Privacy Policy

Last updated: February 2026

1. Introduction

This Privacy Policy explains how Actionpad, trading as Actionpad (“Actionpad”, “we”, “us”, or “our”), collects, uses, stores, and protects your personal data when you use our web application at actionpad.app and all associated subdomains.

Actionpad is the data controller for the personal data described in this policy.

“You” and “your” refer to you as an individual user and, where applicable, the organisation you represent.

2. Information We Collect

Account information. When you sign in with Google Workspace, we receive your name, email address, and profile photo from Google.

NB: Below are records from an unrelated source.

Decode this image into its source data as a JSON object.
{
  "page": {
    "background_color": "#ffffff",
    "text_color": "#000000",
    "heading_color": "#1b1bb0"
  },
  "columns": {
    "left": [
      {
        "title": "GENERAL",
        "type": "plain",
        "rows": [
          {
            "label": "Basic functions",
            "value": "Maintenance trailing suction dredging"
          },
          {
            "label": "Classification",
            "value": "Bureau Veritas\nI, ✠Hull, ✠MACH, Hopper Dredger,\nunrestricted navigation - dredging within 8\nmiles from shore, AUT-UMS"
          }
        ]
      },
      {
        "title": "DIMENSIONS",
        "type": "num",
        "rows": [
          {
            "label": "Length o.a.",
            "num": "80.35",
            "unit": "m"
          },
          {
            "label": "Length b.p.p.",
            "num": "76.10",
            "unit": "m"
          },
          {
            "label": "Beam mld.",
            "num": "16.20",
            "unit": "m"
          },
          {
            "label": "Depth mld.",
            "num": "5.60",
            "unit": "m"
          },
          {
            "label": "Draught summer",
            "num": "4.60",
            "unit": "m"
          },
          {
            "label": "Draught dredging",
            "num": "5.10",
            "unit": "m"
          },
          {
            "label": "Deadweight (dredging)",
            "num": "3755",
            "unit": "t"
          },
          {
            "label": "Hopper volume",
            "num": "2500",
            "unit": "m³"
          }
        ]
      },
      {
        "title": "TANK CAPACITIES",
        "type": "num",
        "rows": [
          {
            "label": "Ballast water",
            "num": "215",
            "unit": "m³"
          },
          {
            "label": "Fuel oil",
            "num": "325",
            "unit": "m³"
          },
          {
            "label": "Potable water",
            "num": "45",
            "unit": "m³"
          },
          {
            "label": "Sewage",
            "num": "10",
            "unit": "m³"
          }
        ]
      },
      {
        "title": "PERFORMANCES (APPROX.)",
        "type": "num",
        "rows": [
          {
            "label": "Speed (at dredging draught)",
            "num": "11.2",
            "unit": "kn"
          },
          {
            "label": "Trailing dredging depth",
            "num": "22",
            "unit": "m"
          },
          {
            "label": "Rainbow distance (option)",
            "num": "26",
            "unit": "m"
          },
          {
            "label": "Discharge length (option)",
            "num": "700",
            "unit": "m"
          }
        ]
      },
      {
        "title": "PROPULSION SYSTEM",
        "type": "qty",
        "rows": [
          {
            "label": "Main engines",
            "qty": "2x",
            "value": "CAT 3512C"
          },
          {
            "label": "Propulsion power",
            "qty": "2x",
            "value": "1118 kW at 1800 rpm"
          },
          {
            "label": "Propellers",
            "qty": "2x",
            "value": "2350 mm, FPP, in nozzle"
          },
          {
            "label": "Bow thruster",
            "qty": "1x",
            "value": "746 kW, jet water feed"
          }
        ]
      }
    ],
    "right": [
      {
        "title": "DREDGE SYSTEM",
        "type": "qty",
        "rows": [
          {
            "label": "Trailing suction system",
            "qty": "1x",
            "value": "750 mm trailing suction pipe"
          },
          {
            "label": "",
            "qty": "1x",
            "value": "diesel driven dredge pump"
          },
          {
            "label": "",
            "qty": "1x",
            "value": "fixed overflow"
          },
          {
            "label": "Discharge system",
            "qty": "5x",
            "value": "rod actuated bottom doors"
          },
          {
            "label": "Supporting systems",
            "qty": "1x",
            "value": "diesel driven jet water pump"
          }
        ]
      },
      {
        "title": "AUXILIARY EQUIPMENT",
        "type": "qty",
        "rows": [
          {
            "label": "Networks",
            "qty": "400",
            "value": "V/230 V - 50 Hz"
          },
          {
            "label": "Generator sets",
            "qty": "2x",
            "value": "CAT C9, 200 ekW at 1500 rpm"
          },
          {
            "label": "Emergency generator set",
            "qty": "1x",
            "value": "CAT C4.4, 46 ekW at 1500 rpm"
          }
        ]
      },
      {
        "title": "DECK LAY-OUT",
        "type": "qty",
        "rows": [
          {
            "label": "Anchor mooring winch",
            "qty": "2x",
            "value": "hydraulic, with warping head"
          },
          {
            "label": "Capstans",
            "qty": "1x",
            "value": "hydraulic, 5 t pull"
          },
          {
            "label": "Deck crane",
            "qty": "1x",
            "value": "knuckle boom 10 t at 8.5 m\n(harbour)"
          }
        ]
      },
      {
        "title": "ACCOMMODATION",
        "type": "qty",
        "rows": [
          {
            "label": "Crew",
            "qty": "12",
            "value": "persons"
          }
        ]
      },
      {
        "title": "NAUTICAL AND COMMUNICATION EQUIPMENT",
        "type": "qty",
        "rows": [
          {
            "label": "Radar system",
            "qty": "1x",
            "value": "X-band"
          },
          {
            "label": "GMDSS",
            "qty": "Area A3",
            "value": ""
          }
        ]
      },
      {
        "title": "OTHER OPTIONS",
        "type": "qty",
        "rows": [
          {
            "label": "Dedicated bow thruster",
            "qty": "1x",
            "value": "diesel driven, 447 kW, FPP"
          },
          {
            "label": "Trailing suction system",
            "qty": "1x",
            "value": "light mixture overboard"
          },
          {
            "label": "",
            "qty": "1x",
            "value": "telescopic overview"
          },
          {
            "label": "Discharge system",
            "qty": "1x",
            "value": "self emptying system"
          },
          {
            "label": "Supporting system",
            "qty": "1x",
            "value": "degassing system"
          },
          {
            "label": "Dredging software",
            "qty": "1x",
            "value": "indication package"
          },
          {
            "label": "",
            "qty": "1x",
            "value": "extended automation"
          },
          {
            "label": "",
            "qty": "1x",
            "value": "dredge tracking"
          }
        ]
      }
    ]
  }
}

We also use your Google Workspace domain to identify your organisation's tenant.

Calendar data. We access Google Calendar event metadata (event title, time, attendees, and video call link) read-only via the Google Calendar API. Actionpad does not modify your calendar.

Content you create. Meeting agendas, notes (shared and private), action items, and task list entries you create within Actionpad.

Guest information. Names and email addresses of external meeting guests, sourced from Google Calendar event attendee lists.

Billing information. Payment processing is handled entirely by Stripe. Actionpad does not directly store credit card numbers or bank details. We store your Stripe customer ID and subscription status.

Usage data. Pages visited, features used, and general interaction patterns collected to improve the product. We do not use third-party analytics or tracking pixels.

Technical data. IP address, browser type, and device information transmitted automatically with web requests, used for security and debugging purposes.

3. How We Use Your Information

We use the information we collect to:

  • Provide the Actionpad service: authenticating your account, syncing calendar events, delivering meeting agendas, and managing action items.
  • Send transactional emails to meeting guests (agenda previews and action summaries) on behalf of meeting organisers.
  • Deliver Slack notifications if your organisation has connected Slack.
  • Process billing and manage subscriptions via Stripe.
  • Send transactional emails to you, such as billing confirmations and security alerts.
  • Monitor, maintain, and improve the service, including performance monitoring, bug fixing, and feature development.
  • Enforce our Terms of Service and protect against abuse.
  • Comply with legal obligations.

We do not sell your personal data. We do not use your data for advertising or profiling.

4. Lawful Basis for Processing

If you are in the UK or European Economic Area, we process your personal data under the following lawful bases:

Contract performance (Art. 6(1)(b)). Processing necessary to provide the Actionpad service your organisation has subscribed to: account creation, calendar sync, content storage, email delivery, and billing.

Legitimate interests (Art. 6(1)(f)). Service security (rate limiting, abuse prevention), product improvement based on aggregated usage patterns, and communication about service-affecting changes. These interests do not override your rights because the data used is minimal and directly related to your use of the service.

Legal obligation (Art. 6(1)(c)). Retaining billing records as required by applicable tax and accounting law.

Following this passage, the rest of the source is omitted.